Расстилавшаяся передо мной площадь, в честь которой назвали магазин для любителей атмосферной старины, была одной из самых старых и любимых туристами площадей Праги. Люди здесь неспешно прогуливались, то и дело показывая друг другу какую-нибудь примечательную особенность окружающей городской архитектуры, фотографировались или сидели прямо на нагретой солнцем брусчатке, наслаждаясь заслуженным бездельем выходного дня.

Я помню каждую деталь этой картины. Помню, как девушка в легком голубом платье пускала мыльные пузыри и они разлетались по всей площади — все окружающие, улыбаясь, тянули к ним руки. Помню, как старушка в широкополой фетровой шляпе с ожерельем из крупного жемчуга, сидя на ступеньках памятника посреди площади, отщипывала морщинистыми руками от буханки хлеба кусочки и бросала их слетавшимся к ее ногам голубям.

Я помню все, потому что это был момент, когда я впервые услышала этот звук. Казалось, он давал голос вещам, которые его не имеют — так звучали радужные переливы на поверхности мыльных пузырей, взмахи крыльев голубей, тепло каменной брусчатки. Этот звук был чем-то изначальным, древним, нанизывающим на себя, как на нитку, жемчужины — явления, предметы, людей, события, и в то же время отражающим настоящее — правду момента, раскрывая ее из самой глубины.

Я стояла в оцепенении несколько секунд, силясь понять, кажется ли мне все это или этот звук действительно существует в реалиях этого города, этого пространства, этого времени, где я находилась. Наконец, определив, с какой стороны находится его источник, я двинулась туда.

На противоположной стороне площади сидела девушка. Ее пепельно-белые волосы чуть колыхались на ветру, тонкие пряди падали на светлую кожу лица, подчеркивая изящные скулы и слегка заостренный подбородок. Она напоминала мне искусное старинное изделие из китайского фарфора, которое боишься брать в руки, потому что толщина материала настолько ничтожна, что одним неловким движением можно разрушить усилия многих месяцев работы великих мастеров. На коленях девушка держала круглый металлический предмет, представляющий из себя две соединенные выгнутые полусферы с вдавленными в поверхность овальными плоскостями. Он и был источником магического звучания. Хрупкие пальцы девушки быстро перемещались по поверхности инструмента, едва касаясь металла. Из-под них лилась мелодия, певучая, воздушная, обволакивающая все вокруг какой-то невыразимой нежностью, но в то же время в ней чувствовалась и невероятная сила, способная снести все преграды на своем пути.
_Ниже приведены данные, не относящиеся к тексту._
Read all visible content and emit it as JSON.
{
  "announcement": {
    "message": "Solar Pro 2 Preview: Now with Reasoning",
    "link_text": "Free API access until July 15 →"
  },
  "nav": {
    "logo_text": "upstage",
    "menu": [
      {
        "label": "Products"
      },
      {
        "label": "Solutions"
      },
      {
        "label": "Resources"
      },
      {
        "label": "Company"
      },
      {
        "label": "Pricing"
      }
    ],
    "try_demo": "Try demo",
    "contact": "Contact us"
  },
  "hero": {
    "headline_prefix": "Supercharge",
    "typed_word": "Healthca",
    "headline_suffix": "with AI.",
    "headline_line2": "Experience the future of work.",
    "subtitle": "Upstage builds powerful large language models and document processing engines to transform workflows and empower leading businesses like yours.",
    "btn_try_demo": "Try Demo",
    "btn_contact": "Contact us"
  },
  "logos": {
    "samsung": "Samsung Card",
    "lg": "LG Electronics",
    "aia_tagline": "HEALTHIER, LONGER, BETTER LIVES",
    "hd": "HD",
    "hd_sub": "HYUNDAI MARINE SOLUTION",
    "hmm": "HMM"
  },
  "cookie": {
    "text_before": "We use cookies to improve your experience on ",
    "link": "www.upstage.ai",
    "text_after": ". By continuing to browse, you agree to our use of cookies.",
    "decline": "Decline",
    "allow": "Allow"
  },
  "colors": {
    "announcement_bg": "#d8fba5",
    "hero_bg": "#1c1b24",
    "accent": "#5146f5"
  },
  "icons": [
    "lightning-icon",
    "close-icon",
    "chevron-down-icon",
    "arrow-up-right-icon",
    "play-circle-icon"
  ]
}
Казалось удивительным, как такая сила может быть заключена в теле этой хрупкой девушки.

Ее лицо было абсолютно спокойно — создание окружающей ее магии не составляло ей никакого труда и, напротив, казалось совершенно естественным, будничным для нее процессом. Ее не волновало то, какой эффект она производит на окружающих, это было просто формой ее существования, ее правдой, она не могла по-другому.

Я стояла перед ней, ошеломленная, растерянная. У этой музыки каким-то образом оказались ключи к самым дальним закоулкам моей души, ключи, которые я сама давно потеряла и уже отчаялась их найти…
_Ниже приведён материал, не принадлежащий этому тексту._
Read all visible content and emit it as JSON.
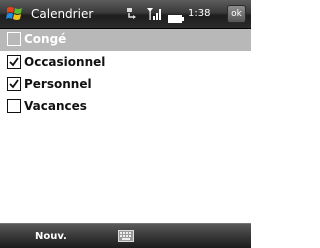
{
  "titlebar": {
    "title": "Calendrier",
    "time": "1:38",
    "ok_label": "ok",
    "icons": [
      "windows-start-icon",
      "sync-icon",
      "signal-icon",
      "battery-icon"
    ]
  },
  "list": {
    "items": [
      {
        "label": "Congé",
        "checked": false,
        "selected": true
      },
      {
        "label": "Occasionnel",
        "checked": true,
        "selected": false
      },
      {
        "label": "Personnel",
        "checked": true,
        "selected": false
      },
      {
        "label": "Vacances",
        "checked": false,
        "selected": false
      }
    ]
  },
  "bottombar": {
    "left_softkey": "Nouv.",
    "center_icon": "keyboard-icon"
  },
  "colors": {
    "selection": "#b8b8b8",
    "bar_dark": "#2a2a2a",
    "text": "#111111"
  }
}
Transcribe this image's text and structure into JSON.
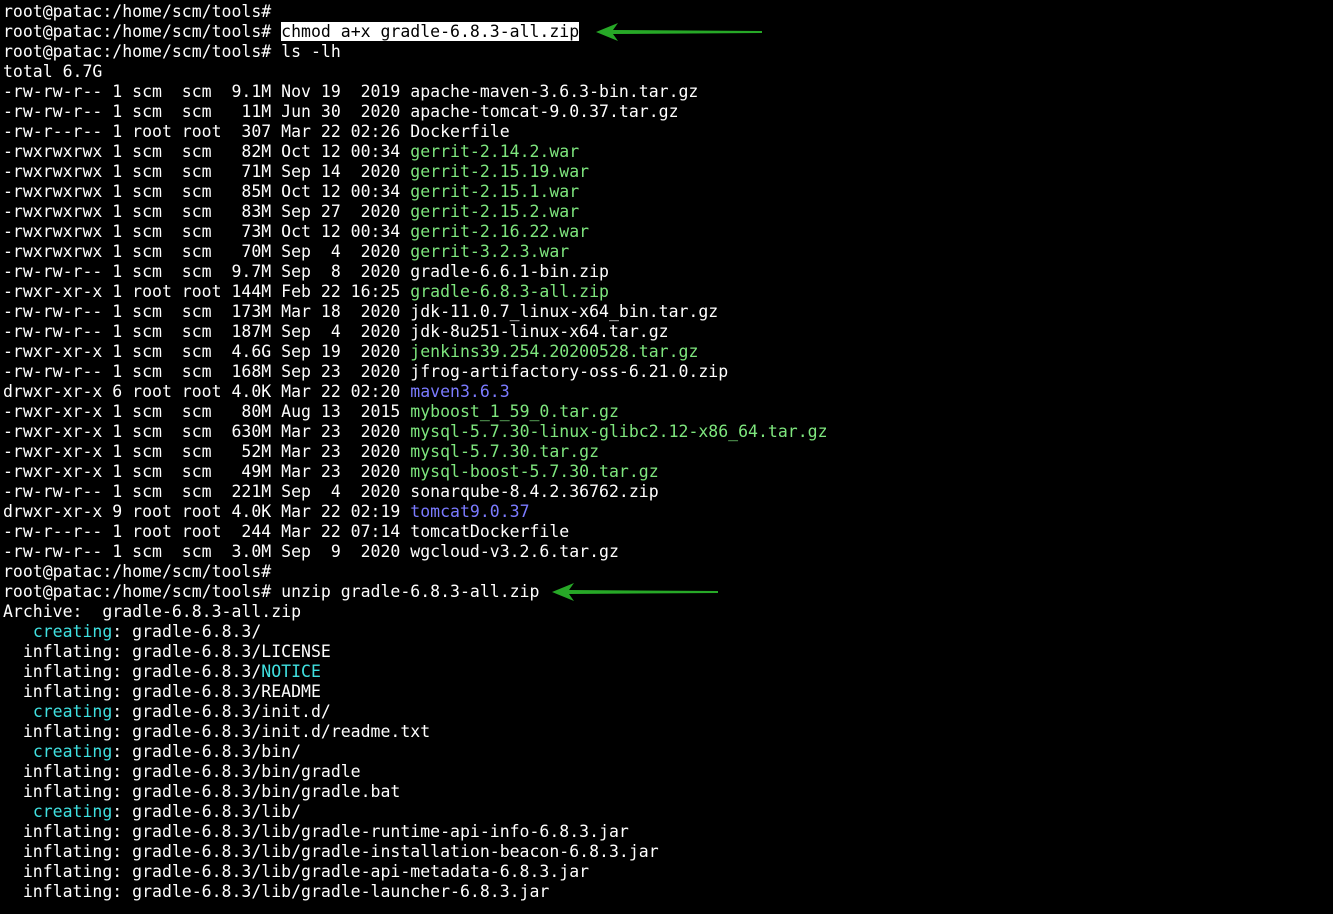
{
  "colors": {
    "background": "#000000",
    "default": "#ffffff",
    "executable": "#7ee67e",
    "directory": "#7b7bff",
    "creating": "#40e0e0",
    "notice": "#40e0e0",
    "highlight_bg": "#ffffff",
    "highlight_fg": "#000000",
    "arrow": "#27a827"
  },
  "terminal": {
    "lines": [
      [
        {
          "t": "root@patac:/home/scm/tools#",
          "c": "default"
        }
      ],
      [
        {
          "t": "root@patac:/home/scm/tools# ",
          "c": "default"
        },
        {
          "t": "chmod a+x gradle-6.8.3-all.zip",
          "c": "highlight"
        }
      ],
      [
        {
          "t": "root@patac:/home/scm/tools# ls -lh",
          "c": "default"
        }
      ],
      [
        {
          "t": "total 6.7G",
          "c": "default"
        }
      ],
      [
        {
          "t": "-rw-rw-r-- 1 scm  scm  9.1M Nov 19  2019 apache-maven-3.6.3-bin.tar.gz",
          "c": "default"
        }
      ],
      [
        {
          "t": "-rw-rw-r-- 1 scm  scm   11M Jun 30  2020 apache-tomcat-9.0.37.tar.gz",
          "c": "default"
        }
      ],
      [
        {
          "t": "-rw-r--r-- 1 root root  307 Mar 22 02:26 Dockerfile",
          "c": "default"
        }
      ],
      [
        {
          "t": "-rwxrwxrwx 1 scm  scm   82M Oct 12 00:34 ",
          "c": "default"
        },
        {
          "t": "gerrit-2.14.2.war",
          "c": "executable"
        }
      ],
      [
        {
          "t": "-rwxrwxrwx 1 scm  scm   71M Sep 14  2020 ",
          "c": "default"
        },
        {
          "t": "gerrit-2.15.19.war",
          "c": "executable"
        }
      ],
      [
        {
          "t": "-rwxrwxrwx 1 scm  scm   85M Oct 12 00:34 ",
          "c": "default"
        },
        {
          "t": "gerrit-2.15.1.war",
          "c": "executable"
        }
      ],
      [
        {
          "t": "-rwxrwxrwx 1 scm  scm   83M Sep 27  2020 ",
          "c": "default"
        },
        {
          "t": "gerrit-2.15.2.war",
          "c": "executable"
        }
      ],
      [
        {
          "t": "-rwxrwxrwx 1 scm  scm   73M Oct 12 00:34 ",
          "c": "default"
        },
        {
          "t": "gerrit-2.16.22.war",
          "c": "executable"
        }
      ],
      [
        {
          "t": "-rwxrwxrwx 1 scm  scm   70M Sep  4  2020 ",
          "c": "default"
        },
        {
          "t": "gerrit-3.2.3.war",
          "c": "executable"
        }
      ],
      [
        {
          "t": "-rw-rw-r-- 1 scm  scm  9.7M Sep  8  2020 gradle-6.6.1-bin.zip",
          "c": "default"
        }
      ],
      [
        {
          "t": "-rwxr-xr-x 1 root root 144M Feb 22 16:25 ",
          "c": "default"
        },
        {
          "t": "gradle-6.8.3-all.zip",
          "c": "executable"
        }
      ],
      [
        {
          "t": "-rw-rw-r-- 1 scm  scm  173M Mar 18  2020 jdk-11.0.7_linux-x64_bin.tar.gz",
          "c": "default"
        }
      ],
      [
        {
          "t": "-rw-rw-r-- 1 scm  scm  187M Sep  4  2020 jdk-8u251-linux-x64.tar.gz",
          "c": "default"
        }
      ],
      [
        {
          "t": "-rwxr-xr-x 1 scm  scm  4.6G Sep 19  2020 ",
          "c": "default"
        },
        {
          "t": "jenkins39.254.20200528.tar.gz",
          "c": "executable"
        }
      ],
      [
        {
          "t": "-rw-rw-r-- 1 scm  scm  168M Sep 23  2020 jfrog-artifactory-oss-6.21.0.zip",
          "c": "default"
        }
      ],
      [
        {
          "t": "drwxr-xr-x 6 root root 4.0K Mar 22 02:20 ",
          "c": "default"
        },
        {
          "t": "maven3.6.3",
          "c": "directory"
        }
      ],
      [
        {
          "t": "-rwxr-xr-x 1 scm  scm   80M Aug 13  2015 ",
          "c": "default"
        },
        {
          "t": "myboost_1_59_0.tar.gz",
          "c": "executable"
        }
      ],
      [
        {
          "t": "-rwxr-xr-x 1 scm  scm  630M Mar 23  2020 ",
          "c": "default"
        },
        {
          "t": "mysql-5.7.30-linux-glibc2.12-x86_64.tar.gz",
          "c": "executable"
        }
      ],
      [
        {
          "t": "-rwxr-xr-x 1 scm  scm   52M Mar 23  2020 ",
          "c": "default"
        },
        {
          "t": "mysql-5.7.30.tar.gz",
          "c": "executable"
        }
      ],
      [
        {
          "t": "-rwxr-xr-x 1 scm  scm   49M Mar 23  2020 ",
          "c": "default"
        },
        {
          "t": "mysql-boost-5.7.30.tar.gz",
          "c": "executable"
        }
      ],
      [
        {
          "t": "-rw-rw-r-- 1 scm  scm  221M Sep  4  2020 sonarqube-8.4.2.36762.zip",
          "c": "default"
        }
      ],
      [
        {
          "t": "drwxr-xr-x 9 root root 4.0K Mar 22 02:19 ",
          "c": "default"
        },
        {
          "t": "tomcat9.0.37",
          "c": "directory"
        }
      ],
      [
        {
          "t": "-rw-r--r-- 1 root root  244 Mar 22 07:14 tomcatDockerfile",
          "c": "default"
        }
      ],
      [
        {
          "t": "-rw-rw-r-- 1 scm  scm  3.0M Sep  9  2020 wgcloud-v3.2.6.tar.gz",
          "c": "default"
        }
      ],
      [
        {
          "t": "root@patac:/home/scm/tools#",
          "c": "default"
        }
      ],
      [
        {
          "t": "root@patac:/home/scm/tools# unzip gradle-6.8.3-all.zip",
          "c": "default"
        }
      ],
      [
        {
          "t": "Archive:  gradle-6.8.3-all.zip",
          "c": "default"
        }
      ],
      [
        {
          "t": "   ",
          "c": "default"
        },
        {
          "t": "creating",
          "c": "creating"
        },
        {
          "t": ": gradle-6.8.3/",
          "c": "default"
        }
      ],
      [
        {
          "t": "  inflating: gradle-6.8.3/LICENSE",
          "c": "default"
        }
      ],
      [
        {
          "t": "  inflating: gradle-6.8.3/",
          "c": "default"
        },
        {
          "t": "NOTICE",
          "c": "notice"
        }
      ],
      [
        {
          "t": "  inflating: gradle-6.8.3/README",
          "c": "default"
        }
      ],
      [
        {
          "t": "   ",
          "c": "default"
        },
        {
          "t": "creating",
          "c": "creating"
        },
        {
          "t": ": gradle-6.8.3/init.d/",
          "c": "default"
        }
      ],
      [
        {
          "t": "  inflating: gradle-6.8.3/init.d/readme.txt",
          "c": "default"
        }
      ],
      [
        {
          "t": "   ",
          "c": "default"
        },
        {
          "t": "creating",
          "c": "creating"
        },
        {
          "t": ": gradle-6.8.3/bin/",
          "c": "default"
        }
      ],
      [
        {
          "t": "  inflating: gradle-6.8.3/bin/gradle",
          "c": "default"
        }
      ],
      [
        {
          "t": "  inflating: gradle-6.8.3/bin/gradle.bat",
          "c": "default"
        }
      ],
      [
        {
          "t": "   ",
          "c": "default"
        },
        {
          "t": "creating",
          "c": "creating"
        },
        {
          "t": ": gradle-6.8.3/lib/",
          "c": "default"
        }
      ],
      [
        {
          "t": "  inflating: gradle-6.8.3/lib/gradle-runtime-api-info-6.8.3.jar",
          "c": "default"
        }
      ],
      [
        {
          "t": "  inflating: gradle-6.8.3/lib/gradle-installation-beacon-6.8.3.jar",
          "c": "default"
        }
      ],
      [
        {
          "t": "  inflating: gradle-6.8.3/lib/gradle-api-metadata-6.8.3.jar",
          "c": "default"
        }
      ],
      [
        {
          "t": "  inflating: gradle-6.8.3/lib/gradle-launcher-6.8.3.jar",
          "c": "default"
        }
      ]
    ]
  },
  "annotations": {
    "arrows": [
      "arrow-chmod",
      "arrow-unzip"
    ]
  }
}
Мелодия постепенно сходила на нет. Девушка завершила свои магические превращения, подняла на меня голову и улыбнулась — у нее были прозрачные светло-голубые глаза.

Я подумала, что, возможно, была весьма бесцеремонна в своем нескрываемом интересе и к ее инструменту, и к ней самой, но, судя по приветливой улыбке, девушку это нисколько не смутило. Я осмелела и решилась вступить с ней в диалог:

— I’m sorry, your music is something… I can’t explain… It is just like…2

Каждый раз, когда я переживала сильные эмоции, мой словарный запас английского неукоснительно стремился к нулю, хотя в обычном состоянии я изъяснялась на нем абсолютно свободно.

— My name is Anastasiya, I am from Russia, — к моей великой радости, голубоглазое ангелоподобное создание оказалось русскоговорящим. Я звучно выдохнула.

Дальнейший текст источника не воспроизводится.